ISI (ms) Manual (dominant) Manual (non-dominant) Robot-guided (dominant) Robot-guided (non-dominant)
50 0.78 0.77
100 0.39 0.45 0.70 0.20
150 0.30 0.56 0.85 0.78
200 0.56 0.51 0.61 0.87
250 0.61 0.62 0.61 0.92
300 0.66 0.47 0.38 0.81
Fig. 2.

Fig. 2

Repeatability of LICI at subject and ISI level. The intraclass correlation coefficient (ICC) showing the repeatability of inhibition ratios between the first and second session for A. each interstimulus interval (ISI) and B. each subject. Repeatability of the manual group is shown in red dots and of the robot group in red triangles; inhibition ratios of both hemispheres pooled. The horizontal black lines, at ICC = 0.6 and 0.8, represent thresholds for moderate and good repeatability. Overall, a large variation in repeatability is seen for ISIs (2A) and subjects (2B), ranging from poor to good levels of agreement. (For interpretation of the references to colour in this figure legend, the reader is referred to the web version of this article.)

3.2.2. Subject level

To assess the repeatability of LICI at an individual level, we pooled the inhibition ratios of all ISIs measured at both hemispheres for each subject. There was a large variation in LICI curves and LICI repeatability between subjects, see Figs. 2B and 3. In the manual group, 45% of the subjects showed good (ICC > 0.8), 20% moderate (0.6 ⩽ ICC ⩽ 0.8) and 35% poor (ICC < 0.6) repeatability. In the robot group, 50% showed good, 30% moderate and 20% poor repeatability.

Fig. 3.

Fig. 3

Repeatability of LICI at subject level. Examples showing the large variation in repeatability between subjects of the manual (in green) and robot group (in blue). At the top, two examples of subjects where LICI curves showed good repeatability between both sessions. In the middle, examples of poor repeatability and at the bottom examples where LICI curves are vertically shifted between sessions while retaining their shape. Values below the red line (100%) represent inhibition and values above facilitation; TR = test response, CR = conditioning response, ISI = interstimulus interval. All examples are from the dominant hemisphere. (For interpretation of the references to colour in this figure legend, the reader is referred to the web version of this article.)

3.2.3. Group level

The averaged LICI curves of all subjects for both sessions are shown in Fig. 4, separated for both hemispheres in the manual and robot group. The LICI curves show great similarities; facilitation for ISI 50 ms and inhibition for ISIs 100–300 ms. The only exceptions are ISIs 200 and 250 ms, where slight facilitation was measured in the manual group at the dominant hemisphere during the second session. Correlating the mean LICI ratios of all ISIs measured during the first and second session, showed good repeatability in the manual (dominant hemisphere: ICC = 0.89, non-dominant hemisphere: ICC = 0.94, overall: ICC = 0.91) and robot group (dominant hemisphere: ICC = 0.91, non-dominant hemisphere: ICC = 0.98, overall: ICC = 0.95).
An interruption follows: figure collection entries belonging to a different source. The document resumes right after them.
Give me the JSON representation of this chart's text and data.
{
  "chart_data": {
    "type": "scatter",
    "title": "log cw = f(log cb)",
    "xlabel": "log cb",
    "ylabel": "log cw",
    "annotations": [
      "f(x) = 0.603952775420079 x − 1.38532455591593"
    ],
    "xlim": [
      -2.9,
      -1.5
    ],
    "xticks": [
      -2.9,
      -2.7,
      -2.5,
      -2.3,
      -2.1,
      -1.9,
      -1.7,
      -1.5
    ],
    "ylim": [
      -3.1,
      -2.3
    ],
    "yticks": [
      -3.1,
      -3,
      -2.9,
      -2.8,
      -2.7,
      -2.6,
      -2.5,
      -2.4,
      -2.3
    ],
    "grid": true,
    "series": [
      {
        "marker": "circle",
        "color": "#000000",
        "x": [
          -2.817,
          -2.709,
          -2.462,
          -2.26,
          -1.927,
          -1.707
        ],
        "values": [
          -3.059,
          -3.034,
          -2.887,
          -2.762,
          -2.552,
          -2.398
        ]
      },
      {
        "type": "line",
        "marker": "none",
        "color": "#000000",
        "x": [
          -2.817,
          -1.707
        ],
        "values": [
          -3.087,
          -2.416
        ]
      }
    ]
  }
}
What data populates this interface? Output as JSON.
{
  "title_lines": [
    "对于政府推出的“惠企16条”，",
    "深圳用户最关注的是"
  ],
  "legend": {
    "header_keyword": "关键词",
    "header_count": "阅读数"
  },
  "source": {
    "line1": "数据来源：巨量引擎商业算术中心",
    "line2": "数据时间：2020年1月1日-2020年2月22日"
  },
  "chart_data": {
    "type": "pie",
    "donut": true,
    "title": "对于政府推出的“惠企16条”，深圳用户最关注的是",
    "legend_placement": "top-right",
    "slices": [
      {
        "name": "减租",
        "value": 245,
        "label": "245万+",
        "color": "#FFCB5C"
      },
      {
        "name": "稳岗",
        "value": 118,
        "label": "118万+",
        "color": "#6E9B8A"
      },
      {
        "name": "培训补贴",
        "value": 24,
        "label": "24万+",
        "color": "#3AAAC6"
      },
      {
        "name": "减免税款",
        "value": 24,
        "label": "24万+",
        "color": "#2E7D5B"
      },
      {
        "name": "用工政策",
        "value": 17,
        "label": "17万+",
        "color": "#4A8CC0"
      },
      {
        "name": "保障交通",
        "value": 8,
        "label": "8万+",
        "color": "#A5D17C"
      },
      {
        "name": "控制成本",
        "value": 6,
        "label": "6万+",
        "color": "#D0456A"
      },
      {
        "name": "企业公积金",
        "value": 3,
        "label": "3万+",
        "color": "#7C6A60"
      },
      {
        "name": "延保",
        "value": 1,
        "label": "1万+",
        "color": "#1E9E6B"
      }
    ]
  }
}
However, when individual LICI ratios of all ISIs measured in all subjects of each group were correlated between sessions, the manual group showed moderate (dominant hemisphere: ICC = 0.73, non-dominant hemisphere: ICC = 0.80, overall: ICC = 0.76) and the robot group good LICI repeatability (dominant hemisphere: ICC = 0.81, non-dominant hemisphere: ICC = 0.86, overall: ICC = 0.84).

Fig. 4.

Fig. 4

Repeatability of LICI at group level. The averaged LICI curves (mean ± SD) of all subjects for both sessions, separated for manual (in green) and robot-guided coil positioning (in blue) at the dominant (at the top) and non-dominant hemisphere (at the bottom). Values below the red line (100%) represent inhibition and values above facilitation; TR = test response, CR = conditioning response, ISI = interstimulus interval. All LICI curves showed good repeatability and great similarities; facilitation for ISI 50 ms and inhibition for ISIs 100–300 ms (exceptions are ISIs 200 and 250 ms in the manual group during the second session at the dominant hemisphere). (For interpretation of the references to colour in this figure legend, the reader is referred to the web version of this article.)

4. Discussion

In this study we evaluated the repeatability of LICI in healthy subjects using paired pulse TMS. For manual and robot-guided coil positioning we found a large variation in repeatability for individual subjects and ISIs, ranging from poor to good levels of agreement. On a group level, good repeatability was found for the averaged LICI curves, which decreased when individual curves were correlated between sessions. Similar results were obtained for the ADM and APB muscles. In addition, rMT showed good repeatability in both groups.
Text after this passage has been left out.